Assuming that nonvoters are apathetic makes it easy for voter-oriented programs and organizations to ignore nonvoters. If they are apathetic, what is the point in trying to reach them? The knowledge that many of them are disillusioned due to a lack of trust in a system that is not transparent and does not seem to value accountability requires reframing what is possible and who is responsible. The apathy narrative of nonvoters implicates individuals abdicating their civic responsibilities.

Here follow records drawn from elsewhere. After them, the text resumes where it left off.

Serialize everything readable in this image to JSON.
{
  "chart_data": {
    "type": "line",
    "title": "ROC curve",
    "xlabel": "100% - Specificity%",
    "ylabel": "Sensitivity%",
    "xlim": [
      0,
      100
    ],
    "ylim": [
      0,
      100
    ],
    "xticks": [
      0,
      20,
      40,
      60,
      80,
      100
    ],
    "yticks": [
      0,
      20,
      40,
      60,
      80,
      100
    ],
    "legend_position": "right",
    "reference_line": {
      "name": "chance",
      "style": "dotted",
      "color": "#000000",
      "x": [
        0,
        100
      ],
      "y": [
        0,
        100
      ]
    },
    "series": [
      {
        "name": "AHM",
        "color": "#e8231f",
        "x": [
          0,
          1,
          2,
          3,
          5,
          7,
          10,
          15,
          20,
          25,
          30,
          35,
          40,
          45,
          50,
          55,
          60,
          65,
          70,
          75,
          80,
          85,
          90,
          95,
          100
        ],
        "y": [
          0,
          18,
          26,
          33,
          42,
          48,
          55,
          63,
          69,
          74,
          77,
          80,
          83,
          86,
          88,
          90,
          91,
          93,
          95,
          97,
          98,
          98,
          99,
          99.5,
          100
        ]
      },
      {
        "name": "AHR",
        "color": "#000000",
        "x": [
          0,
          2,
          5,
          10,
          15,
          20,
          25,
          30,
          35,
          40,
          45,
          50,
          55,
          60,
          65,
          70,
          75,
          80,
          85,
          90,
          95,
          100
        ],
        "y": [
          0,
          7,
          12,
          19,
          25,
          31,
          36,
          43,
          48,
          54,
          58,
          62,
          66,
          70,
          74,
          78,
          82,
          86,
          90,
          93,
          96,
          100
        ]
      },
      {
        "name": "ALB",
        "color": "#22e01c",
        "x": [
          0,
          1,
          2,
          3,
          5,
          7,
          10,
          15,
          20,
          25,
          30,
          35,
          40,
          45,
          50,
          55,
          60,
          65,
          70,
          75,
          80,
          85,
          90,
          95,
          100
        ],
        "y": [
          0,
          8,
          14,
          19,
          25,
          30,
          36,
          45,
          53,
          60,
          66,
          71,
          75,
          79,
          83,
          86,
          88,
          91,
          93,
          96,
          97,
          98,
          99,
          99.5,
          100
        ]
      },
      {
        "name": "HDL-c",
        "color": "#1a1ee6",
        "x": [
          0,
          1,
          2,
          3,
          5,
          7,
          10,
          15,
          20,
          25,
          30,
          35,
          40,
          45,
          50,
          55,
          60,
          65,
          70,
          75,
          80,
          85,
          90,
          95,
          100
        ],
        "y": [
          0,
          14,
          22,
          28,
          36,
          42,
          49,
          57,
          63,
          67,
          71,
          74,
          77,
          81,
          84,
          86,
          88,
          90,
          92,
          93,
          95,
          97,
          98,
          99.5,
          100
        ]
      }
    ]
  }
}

The disillusionment narrative of nonvoters implicates institutions that have failed in their social responsibilities. 

Key Takeaways

  • Nonvoters do not trust the government or those affiliated with it due to a lack of follow-through and accountability among elected officials.  
  • Many nonvoters cite low trust in our voting system stemming from concerns about the fairness of our electoral system, as well as voter fraud and election security.
  • Difficulty finding and evaluating information about current events and elections is a pervasive issue that undermines trust in our voting system and government.
  • Social and structural barriers to casting a ballot did not emerge as a key issue for the vast majority of nonvoters, but they did heighten concerns about the fairness and transparency of the voting system and whether or not it can be trusted. 
  • Due to deficits of trust, transparency, and accountability, nonvoters described high levels of disillusionment toward our voting system and government.  
  • We found virtually no evidence that apathy is driving (non)voting behavior. Instead, nonvoters choose not to vote because they are frustrated and disappointed with the existing system and the lack of trust, transparency, and accountability that defines it in their eyes.

Reframing our understanding of nonvoters as disillusioned rather than apathetic shifts the responsibility of democracy-focused organizations to address the roots of disillusionment in the electorate, and to engage with potential voters who are experiencing disillusionment, rather than assuming they are unreachable.